Neither senders nor recipients liked it, so Instant Messaging technology evolved into what we should in fact call Near-Real-Time Messaging. In near-real-time, you as the sender take time you need to complete the message and only then send it over by e.g. hitting Enter. This extra time can just be a couple of seconds but it enhances the messaging experience tremendously – you are now sure that your message is perfect, and your buddy gets it all at once and may check on it not immediately but in a couple of minutes when his or her creative flow cycle completes, or he/she gets off the phone talk with the boss.
Now what about voice? Generally, speaking is better than typing. You speak 3 to 4 times faster than you type, and you express emotions with your voice rather than having to insert those funny symbols called smileys which mean different things to different people into your text messages.
An important observation is that currently all voice communication is truly instant (just like IM used to be many years ago).
When you call someone via a regular phone or a VOIP service, you immediately distract your party from whatever he or she might be doing and make him or her listen to you instead. It can be annoying and it´s also dangerous, if your party is in a middle of some real-time action like driving a car. Then, when you are talking and happen to have said something wrong way, you have no way of revoking what you´ve just said. Finally, when you are through you may find that you´ve forgotten about half of things you spoke about – unless you took really detailed notes or involved a typist.

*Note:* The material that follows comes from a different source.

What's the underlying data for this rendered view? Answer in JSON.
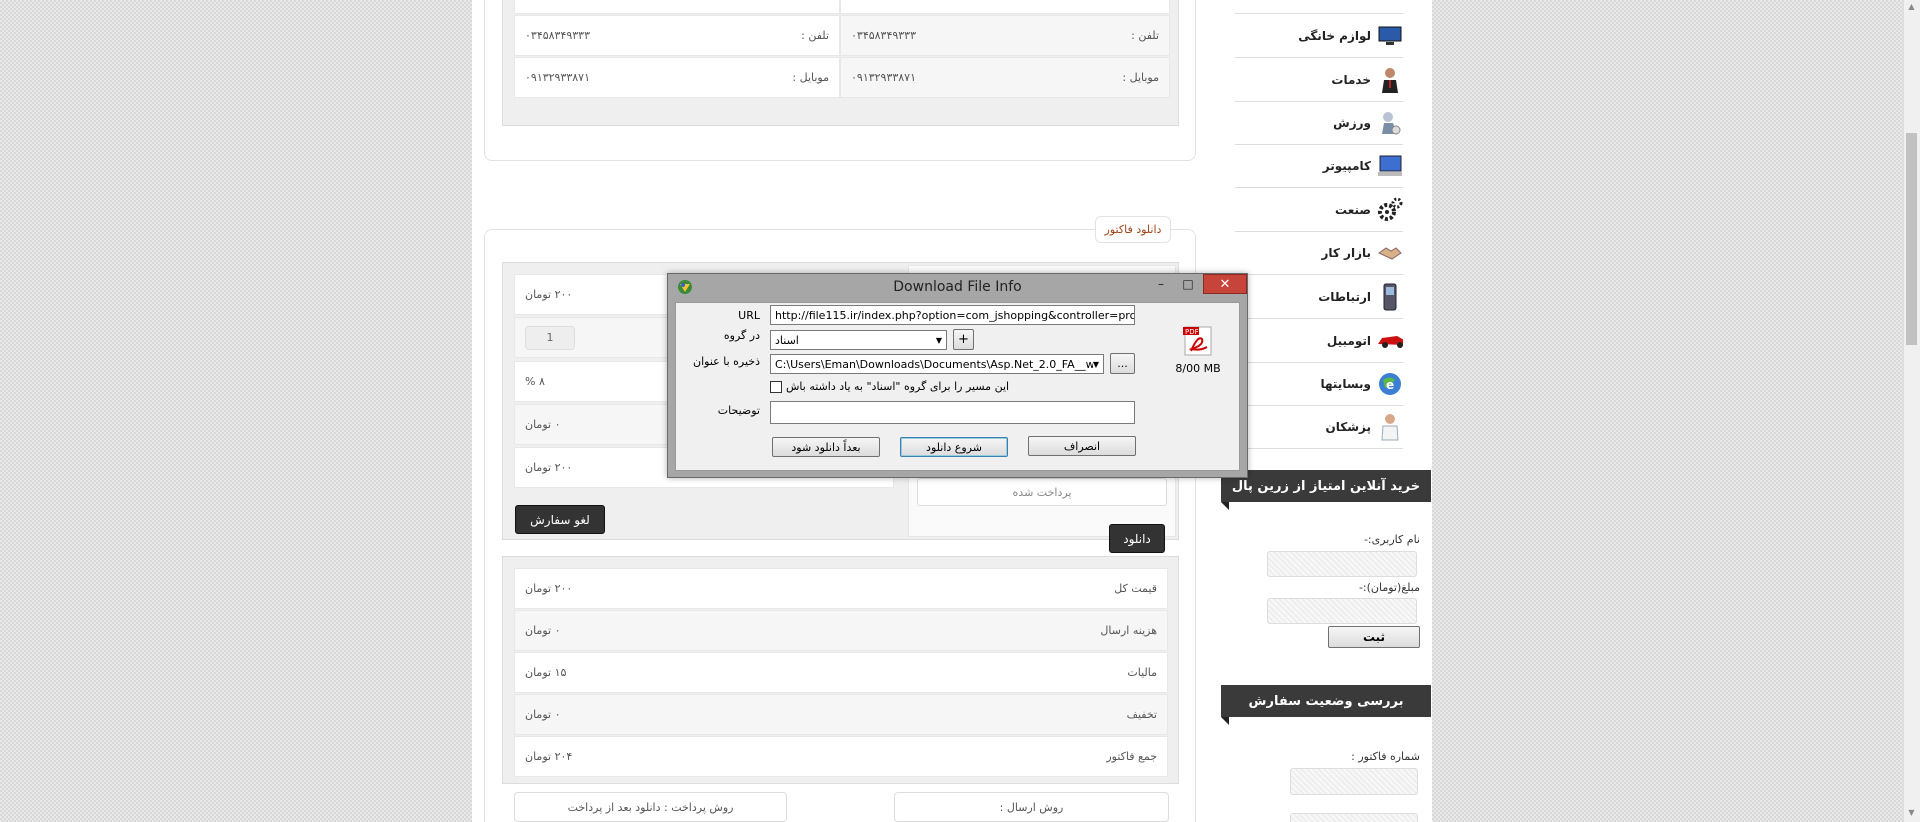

Have you ever wondered why makers of VOIP services haven´t incorporated speech recognition into their systems, so that you could actually have history of your talks? The answer is – the technology just cannot do that with the instant type of voice communication. It cannot reliably recognize two or more interwoven voices, as it happens in a regular voice discussion, and it cannot keep up with its normal pace.
Voice mail remedies some of the above problems – it´s not that intrusive as a regular phone talk is, and the messages can be played back again, in case you didn´t quite understand what was that. The sender still cannot revoke a wrongly stated message though, and the current voicemail interfaces, including Internet-based voicemail services, seriously limit usability of these systems for continuous two-way communication. And finally you still cannot search for some keywords through the history of your messages, sent and received.